Les analyses de sensibilité ont confirmé l’hétérogénéité élevée entre les études, notamment liée aux différences de stade de maladie, de durée de suivi et de formulation du GLP-1RA. Les auteurs concluent que, malgré un rationnel biologique solide et des données précliniques encourageantes, les GLP-1RA n’apportent pas de bénéfice moteur cliniquement significatif chez les patient·e·s parkinsonien·ne·s. Le papier rejette clairement la démonstration d’un effet neuroprotecteur clinique à ce stade.

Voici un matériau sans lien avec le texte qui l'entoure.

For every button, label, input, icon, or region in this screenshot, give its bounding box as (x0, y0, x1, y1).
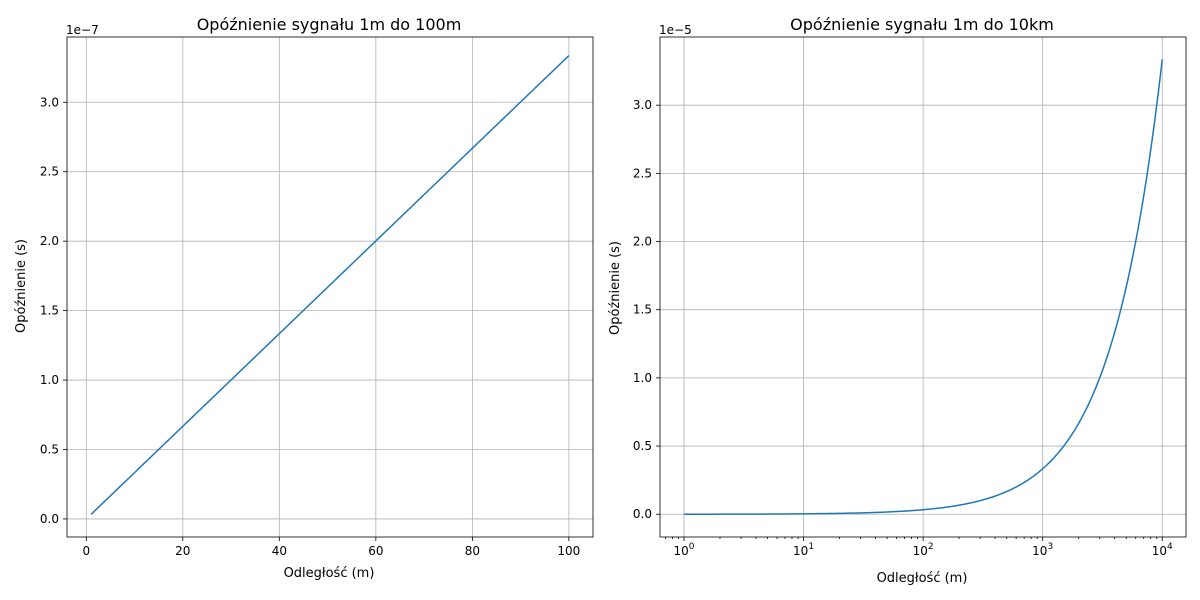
x-tick-label: 101 (793, 542, 814, 558)
grid-lines (660, 37, 1186, 537)
x-tick-label: 40 (272, 544, 287, 558)
plot-area (90, 55, 570, 515)
y-tick-label: 2.0 (633, 235, 652, 249)
axis-ticks: 0 20 40 60 80 100 0.0 0.5 1.0 1.5 2.0 2.5 3.0 (40, 95, 580, 558)
y-tick-label: 3.0 (40, 95, 59, 109)
y-tick-label: 0.0 (40, 512, 59, 526)
y-tick-label: 1.0 (633, 371, 652, 385)
chart-panel-right: Opóźnienie sygnału 1m do 10km 1e−5 Odleg… (608, 15, 1187, 586)
axes-frame (66, 36, 594, 538)
chart-title: Opóźnienie sygnału 1m do 100m (197, 15, 462, 34)
x-axis-label: Odległość (m) (877, 571, 968, 586)
x-tick-label: 60 (368, 544, 383, 558)
y-tick-label: 2.0 (40, 234, 59, 248)
x-tick-label: 104 (1152, 542, 1173, 558)
x-tick-label: 100 (557, 544, 580, 558)
plot-area (683, 59, 1163, 515)
x-axis-label: Odległość (m) (284, 566, 375, 581)
y-tick-label: 1.5 (633, 303, 652, 317)
x-tick-label: 102 (913, 542, 934, 558)
axis-ticks: 100 101 102 103 104 0.0 0.5 1.0 1.5 2.0 2.5 3.0 (633, 98, 1173, 558)
offset-label: 1e−7 (66, 23, 99, 37)
y-tick-label: 0.5 (633, 439, 652, 453)
y-tick-label: 0.0 (633, 507, 652, 521)
x-tick-label: 80 (465, 544, 480, 558)
y-tick-label: 1.5 (40, 304, 59, 318)
y-axis-label: Opóźnienie (s) (608, 241, 623, 335)
y-axis-label: Opóźnienie (s) (14, 239, 29, 333)
y-tick-label: 3.0 (633, 98, 652, 112)
grid-lines (67, 37, 593, 537)
series-line (683, 59, 1163, 515)
y-tick-label: 2.5 (633, 166, 652, 180)
y-tick-label: 0.5 (40, 443, 59, 457)
y-tick-label: 1.0 (40, 373, 59, 387)
y-tick-label: 2.5 (40, 165, 59, 179)
chart-panel-left: Opóźnienie sygnału 1m do 100m 1e−7 Odleg… (14, 15, 594, 581)
x-tick-label: 0 (82, 544, 90, 558)
chart-title: Opóźnienie sygnału 1m do 10km (790, 15, 1054, 34)
x-tick-label: 20 (175, 544, 190, 558)
x-tick-label: 100 (673, 542, 694, 558)
series-line (90, 55, 570, 515)
offset-label: 1e−5 (659, 23, 692, 37)
x-tick-label: 103 (1032, 542, 1053, 558)
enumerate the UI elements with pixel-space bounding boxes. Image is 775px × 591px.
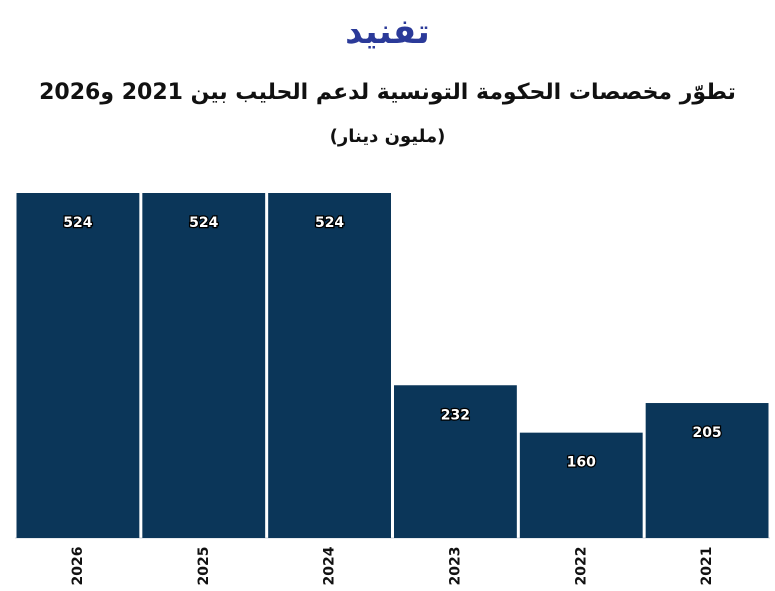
data-label-2022: 160 (567, 455, 596, 471)
chart-subtitle: (مليون دينار) (329, 126, 446, 147)
data-label-2023: 232 (441, 407, 470, 423)
bar-2021 (645, 403, 769, 538)
x-tick-2025: 2025 (196, 547, 212, 586)
x-tick-2026: 2026 (70, 547, 86, 586)
bar-2024 (268, 193, 391, 538)
data-label-2026: 524 (63, 215, 92, 231)
brand-logo: تفنيد (0, 12, 775, 52)
data-label-2025: 524 (189, 215, 218, 231)
chart-title: تطوّر مخصصات الحكومة التونسية لدعم الحلي… (39, 80, 736, 105)
x-tick-2021: 2021 (699, 547, 715, 586)
bar-2022 (519, 432, 643, 538)
x-tick-2022: 2022 (573, 547, 589, 586)
bar-2026 (16, 193, 140, 538)
data-label-2024: 524 (315, 215, 344, 231)
bar-2025 (142, 193, 266, 538)
x-tick-2024: 2024 (322, 546, 338, 585)
bar-2023 (394, 385, 517, 538)
x-tick-2023: 2023 (447, 547, 463, 586)
logo-text: تفنيد (345, 12, 430, 52)
data-label-2021: 205 (692, 425, 721, 441)
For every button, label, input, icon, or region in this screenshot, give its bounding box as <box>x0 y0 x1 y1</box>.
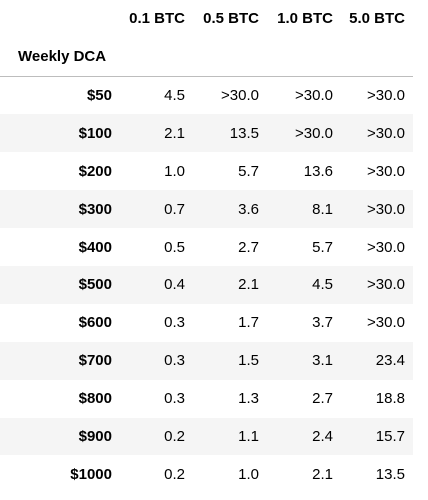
row-label: $700 <box>78 352 112 370</box>
table-cell: 5.7 <box>238 162 259 180</box>
table-cell: >30.0 <box>295 87 333 105</box>
row-label: $1000 <box>70 465 112 483</box>
table-row: $100 2.1 13.5 >30.0 >30.0 <box>0 114 413 153</box>
table-cell: >30.0 <box>367 276 405 294</box>
table-cell: 2.4 <box>312 427 333 445</box>
column-header: 0.1 BTC <box>129 10 185 27</box>
table-cell: >30.0 <box>367 238 405 256</box>
table-row: $900 0.2 1.1 2.4 15.7 <box>0 417 413 456</box>
column-header: 5.0 BTC <box>349 10 405 27</box>
table-row: $200 1.0 5.7 13.6 >30.0 <box>0 152 413 190</box>
blank-cell <box>267 37 341 77</box>
table-cell: 1.5 <box>238 352 259 370</box>
table-row: $300 0.7 3.6 8.1 >30.0 <box>0 190 413 229</box>
table-body: $50 4.5 >30.0 >30.0 >30.0 $100 2.1 13.5 >30.0 >30… <box>0 77 413 494</box>
table-cell: 13.5 <box>229 124 259 142</box>
table-header: 0.1 BTC 0.5 BTC 1.0 BTC 5.0 BTC Weekly D… <box>0 0 413 77</box>
table-row: $800 0.3 1.3 2.7 18.8 <box>0 380 413 418</box>
table-cell: 5.7 <box>312 238 333 256</box>
table-cell: 1.0 <box>238 465 259 483</box>
row-label: $600 <box>78 314 112 332</box>
table-cell: 4.5 <box>312 276 333 294</box>
table-cell: 2.1 <box>312 465 333 483</box>
table-cell: 3.1 <box>312 352 333 370</box>
table-cell: 0.4 <box>164 276 185 294</box>
table-cell: 3.6 <box>238 200 259 218</box>
table-cell: 1.1 <box>238 427 259 445</box>
blank-cell <box>193 37 267 77</box>
table-cell: >30.0 <box>367 200 405 218</box>
table-cell: 15.7 <box>375 427 405 445</box>
table-cell: 0.3 <box>164 352 185 370</box>
row-label: $200 <box>78 162 112 180</box>
table-cell: 0.7 <box>164 200 185 218</box>
table-row: $50 4.5 >30.0 >30.0 >30.0 <box>0 77 413 115</box>
table-cell: >30.0 <box>367 124 405 142</box>
table-cell: 0.2 <box>164 427 185 445</box>
table-row: $1000 0.2 1.0 2.1 13.5 <box>0 455 413 493</box>
table-row: $400 0.5 2.7 5.7 >30.0 <box>0 228 413 266</box>
row-label: $800 <box>78 390 112 408</box>
index-name: Weekly DCA <box>0 37 120 77</box>
table-cell: 23.4 <box>375 352 405 370</box>
table-cell: >30.0 <box>367 87 405 105</box>
table-cell: 2.7 <box>238 238 259 256</box>
table-cell: >30.0 <box>367 162 405 180</box>
table-cell: 2.1 <box>238 276 259 294</box>
corner-cell <box>0 0 120 37</box>
table-cell: 13.5 <box>375 465 405 483</box>
table-cell: 4.5 <box>164 87 185 105</box>
table-cell: 2.1 <box>164 124 185 142</box>
table-cell: 1.3 <box>238 390 259 408</box>
table-row: $600 0.3 1.7 3.7 >30.0 <box>0 304 413 342</box>
row-label: $50 <box>86 87 112 105</box>
table-cell: >30.0 <box>367 314 405 332</box>
table-cell: 2.7 <box>312 390 333 408</box>
table-cell: 1.7 <box>238 314 259 332</box>
table-row: $500 0.4 2.1 4.5 >30.0 <box>0 265 413 304</box>
dca-table: 0.1 BTC 0.5 BTC 1.0 BTC 5.0 BTC Weekly D… <box>0 0 413 494</box>
row-label: $400 <box>78 238 112 256</box>
column-header: 1.0 BTC <box>277 10 333 27</box>
row-label: $100 <box>78 124 112 142</box>
table-cell: 13.6 <box>303 162 333 180</box>
column-header-row: 0.1 BTC 0.5 BTC 1.0 BTC 5.0 BTC <box>0 0 413 37</box>
blank-cell <box>120 37 193 77</box>
row-label: $900 <box>78 427 112 445</box>
index-name-row: Weekly DCA <box>0 37 413 77</box>
table-cell: >30.0 <box>295 124 333 142</box>
table-cell: 1.0 <box>164 162 185 180</box>
column-header: 0.5 BTC <box>203 10 259 27</box>
blank-cell <box>341 37 413 77</box>
table-cell: >30.0 <box>221 87 259 105</box>
row-label: $500 <box>78 276 112 294</box>
table-cell: 0.2 <box>164 465 185 483</box>
table-cell: 0.3 <box>164 314 185 332</box>
table-cell: 3.7 <box>312 314 333 332</box>
table-cell: 0.5 <box>164 238 185 256</box>
table-row: $700 0.3 1.5 3.1 23.4 <box>0 341 413 380</box>
table-cell: 8.1 <box>312 200 333 218</box>
table-cell: 0.3 <box>164 390 185 408</box>
row-label: $300 <box>78 200 112 218</box>
table-cell: 18.8 <box>375 390 405 408</box>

Avenali M, Stocchi F, Zangaglia R, Tambasco N, D’Agostino A, Erro R, et al.; PARKNET Study Group.
Long-Term Motor and Cognitive Outcome of Deep Brain Stimulation in Patients With Parkinson Disease With a GBA1 Pathogenic Variant.
Neurology. 2025;104(6):e612–e623.
doi:10.1212/WNL.0000000000215604

Résumé :

Cette étude multicentrique italienne rétrospective (615 patients, 14 centres du réseau PARKNET) a comparé les effets à long terme de la stimulation cérébrale profonde (DBS) chez des patients porteurs de variants pathogènes du gène GBA1 (DBS-GBA-PD) versus non porteurs, ainsi qu’un groupe GBA-PD non opéré. Les patients GBA ont bénéficié d’une amélioration motrice significative et durable, comparable aux non porteurs, avec réduction du LEDD et amélioration de la qualité de vie. En revanche, la détérioration cognitive observée chez les porteurs de mutations GBA s’est révélée similaire entre opérés et non opérés, suggérant que le déclin est lié au génotype plutôt qu’à la chirurgie. Aucun effet délétère spécifique du DBS (STN ou GPi) n’a été mis en évidence sur la cognition.

 

Lecture critique :
Ce travail (niveau de preuve III) renforce l’idée que la DBS reste une option valable et sûre chez les patients GBA1+, à condition d’un suivi neurocognitif attentif. Les limites tiennent à son caractère rétrospectif, à la mesure cognitive unidimensionnelle (MDRS uniquement) et à l’absence de biomarqueurs d’évolution. L’intérêt du papier est majeur : il pondère la crainte d’un effet accélérateur de la DBS sur le déclin cognitif dans cette population génétique vulnérable (ce qui confirme un peu l’expérience lyonnaise).